Function ChkRibbonUI の3〜6行目の箇所がそれにあたります。
Call ChangeRibbonUIStatusを繰り返し、その時点でのA1セルのY座標をA1_Top1、A1_Top2にそれぞれ取得しています。

あとはA1_Top1とA1_Top2の大小を比較することでリボンUIの状態を推測しています。


リボンUIを表示した状態でtestプロシージャを実行してください。リボンが最小化されましたね。
もう一度、testプロシージャを実行してみてください。リボンは最小化されたままですね。ChkRibbonUI関数は正しくリボンの状態を取得しているということになります。
(このプログラムはVBEからではなくエクセルから実行してください)

手動でリボンを元に戻したいときは、Ctrl+F1または、メニュー右クリック「リボンの最小化」チェックを外します。

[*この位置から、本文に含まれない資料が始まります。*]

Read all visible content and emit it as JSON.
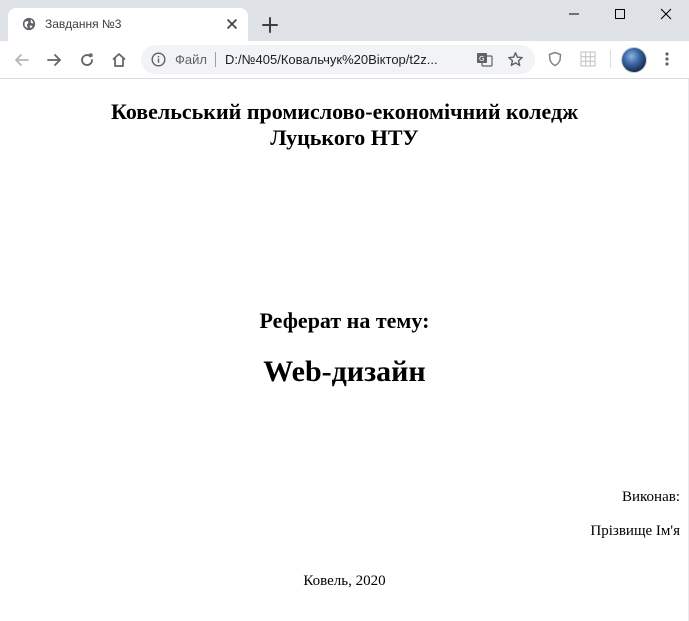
{
  "browser": {
    "tab": {
      "title": "Завдання №3"
    },
    "omnibox": {
      "scheme_label": "Файл",
      "url": "D:/№405/Ковальчук%20Віктор/t2z..."
    },
    "icons": {
      "tab_favicon": "globe-icon",
      "tab_close": "close-icon",
      "new_tab": "plus-icon",
      "back": "arrow-left-icon",
      "forward": "arrow-right-icon",
      "reload": "reload-icon",
      "home": "home-icon",
      "info": "info-icon",
      "translate": "translate-icon",
      "bookmark": "star-icon",
      "extension_1": "shield-icon",
      "extension_2": "grid-icon",
      "menu": "kebab-menu-icon",
      "minimize": "minimize-icon",
      "maximize": "maximize-icon",
      "close_window": "close-icon"
    },
    "colors": {
      "tabstrip_bg": "#dee1e6",
      "omnibox_bg": "#f1f3f4"
    }
  },
  "page": {
    "college_line1": "Ковельський промислово-економічний коледж",
    "college_line2": "Луцького НТУ",
    "ref_title": "Реферат на тему:",
    "ref_topic": "Web-дизайн",
    "author_label": "Виконав:",
    "author_name": "Прізвище Ім'я",
    "footer": "Ковель, 2020"
  }
}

今回のサンプルは筆者の環境でテストして概ね良好に動作しましたが、すべての環境で動作することを保証するものではありません。

筆者のテスト環境(スクリーンサイズ)
800 X 600
1024 X 768
1280 X 1024
2560 X 1024

ディスプレイ環境によってはうまく動作しない場合もありますのでご了承ください。



この方法の長所は、あくまでExcelVBA側からの制御ですので、XMLを編集する必要も、COMアドインを用意する必要もないことです。
旧バージョンのブックからでも、互換モードで動作させることができます。
(バージョン指定をしていたのはそのためです)

操作できるのはあくまでリボンUIの通常表示・最小化の切り替えのみですが、作業領域を確保するためにツールバー等を非表示にしていた、旧バージョンのエクセルマクロを暫定的にExcel2007で運用する場合に、使えるテクニックではないかと思います。